122801.fb2 Feast or Famine - читать онлайн бесплатно полную версию книги . Страница 25

Feast or Famine - читать онлайн бесплатно полную версию книги . Страница 25

But the bee wasn't dead yet. It continued to crawl.

Tammy hit it again.

Smack.

She hit it twice more and, when it still wouldn't die, unfolded the paper and dropped it square on the stubborn bee. Amazingly, the paper marched along the floor, pulled along by the still-not-dead insect.

"What does it take to kill you?" Tammy complained.

This time, she stomped on every crumpled inch of the newspaper with both feet.

"I think I got it this time," she panted, stepping back.

"It's dying anyway," Krombold said.

When Tammy lifted the paper, the bee was still intact. It just hadn't moved much.

"I fixed its fuzzy ass!" Tammy chortled.

The bee then resumed its painful crawling.

Before Tammy could descend on it again, it crawled under a closed door. The funereal black letters on the frosted panel said Togo Nozoki.

"Damn, that is one ferocious bee," she panted. "No wonder they're feared from Brazil to Mexico."

"It looked like an ordinary bumblebee to me," Krombold allowed.

"That shows how much you know," Tammy snorted. "That was a killer bee. An Africanized killer bee. Loaded with neurotoxins and other poisons lethal to people."

Dr. Krombold frowned. "I must be mistaken ...."

"About what?"

"I think we should bring Dr. Wurmlinger into this."

"Now you're talking!"

Chapter 12

Dr. Helwig X. Wurmlinger was no different from any child who went through a normal bug period. He just never grew out of his.

There was no insect on earth he didn't know, but he specialized in what others called pests. He was the leading authority on the social life of fire ants, on scuttle-fly dispersal and migration patterns of the corn borer.

He knew whiteflies from gypsy moths, and could tell the summer temperature from the pitch of the cicadas chirring in the trees.

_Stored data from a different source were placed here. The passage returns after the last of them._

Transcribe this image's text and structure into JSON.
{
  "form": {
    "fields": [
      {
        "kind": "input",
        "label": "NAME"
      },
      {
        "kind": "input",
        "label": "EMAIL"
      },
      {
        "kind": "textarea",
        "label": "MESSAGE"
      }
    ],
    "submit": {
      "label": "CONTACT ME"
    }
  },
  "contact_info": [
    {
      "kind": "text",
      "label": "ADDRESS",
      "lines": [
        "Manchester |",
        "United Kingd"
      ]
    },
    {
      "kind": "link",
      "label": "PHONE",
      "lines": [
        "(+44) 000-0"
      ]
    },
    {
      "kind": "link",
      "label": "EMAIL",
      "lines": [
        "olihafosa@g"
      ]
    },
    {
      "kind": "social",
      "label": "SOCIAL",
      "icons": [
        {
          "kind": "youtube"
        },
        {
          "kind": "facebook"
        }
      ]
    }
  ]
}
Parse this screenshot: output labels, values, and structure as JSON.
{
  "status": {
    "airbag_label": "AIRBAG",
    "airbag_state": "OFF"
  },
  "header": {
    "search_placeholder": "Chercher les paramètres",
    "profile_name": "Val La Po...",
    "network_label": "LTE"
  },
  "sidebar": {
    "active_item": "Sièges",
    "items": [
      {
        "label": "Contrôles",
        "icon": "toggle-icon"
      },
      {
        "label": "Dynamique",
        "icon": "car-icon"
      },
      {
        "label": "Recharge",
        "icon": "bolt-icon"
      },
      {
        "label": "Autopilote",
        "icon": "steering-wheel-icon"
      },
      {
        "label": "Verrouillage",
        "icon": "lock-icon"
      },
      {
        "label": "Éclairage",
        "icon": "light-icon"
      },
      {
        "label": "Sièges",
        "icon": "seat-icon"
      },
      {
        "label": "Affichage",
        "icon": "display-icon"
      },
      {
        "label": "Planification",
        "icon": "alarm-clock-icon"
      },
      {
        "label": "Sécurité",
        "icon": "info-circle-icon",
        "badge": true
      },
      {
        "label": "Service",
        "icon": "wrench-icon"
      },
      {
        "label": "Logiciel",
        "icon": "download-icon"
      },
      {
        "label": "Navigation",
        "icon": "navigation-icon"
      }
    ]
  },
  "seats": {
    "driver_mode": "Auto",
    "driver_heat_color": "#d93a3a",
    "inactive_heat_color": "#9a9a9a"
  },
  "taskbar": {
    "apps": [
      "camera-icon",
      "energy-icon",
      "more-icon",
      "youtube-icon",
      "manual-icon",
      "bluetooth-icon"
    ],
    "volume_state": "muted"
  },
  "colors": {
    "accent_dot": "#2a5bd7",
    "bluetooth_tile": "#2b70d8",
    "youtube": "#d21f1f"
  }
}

It was true that not all of the multitudinous species of insects on earth had been cataloged and classified. But Wurmlinger was the first to identify every insect of his native Texas, the state with the greatest diversity of insects in the United States. He could at a glance distinguish an ant thorax from that of a wasp, although they were in fact closely related. He could tell the forelegs of a praying mantis from the hind legs of a grasshopper and separate wartbirt from field crickets.

And after three hours of methodical sorting and classifying, he came to one inescapable conclusion: the owners of La Maison Punaise had not ingested any portion of any species of bee known to man.

He rendered his expert opinion when Dr. Krombold returned with a rather breathless-looking young blond woman in tow.

"The victims in question didn't die from ingesting bee parts or associative glands or toxins," he said.

"Forget them!" the blonde snapped. "We got a killer bee cornered in an office. It just murdered my cameraman."

"How do you know it's a killer bee?" Dr. Wurmlinger said, twitching in curiosity.

"It zapped my cameraman, and he died just like that!" Tammy snapped her fingers once. "It's a damn shame he didn't have the presence of mind to point the lens back on himself. It would have made great pictures. Death by killer-bee sting."

"No, you misunderstand me. How do you know it was an Apis mellifera scutellata?"

"A what?"

"Bravo bee, or so-called killer bee."

"It looked like one. It was big and yellow and fuzzy."

"Africanized killer bees are not distinguishable to the naked eye, and they are not in any way or shape fuzzy," Wurmlinger noted.

"This one was."

"I would like to see this bee with my own eyes."

Dr. Wurmlinger was led to the locked door of the office that formerly belonged to Dr. Nozoki. He gave the dead cameraman a sidelong glance and, evidently finding him less interesting than a live bee, ignored him.

"I have the key," Dr. Krombold offered.

"Is this safe?" Tammy asked. "Maybe we should spray some Raid under the door."

Wurmlinger visibly flinched. "No doubt the bee is dead by now," he said.

Dr. Krombold unlocked the door and pushed it open gingerly.

"There is nothing to be afraid of," Wurmlinger assured him.

Tammy had retrieved her minicam and had it up on her shoulders. The light was burning hot, but the protective glass was broken, exposing the hot bulb. Faint vapor curled out from it.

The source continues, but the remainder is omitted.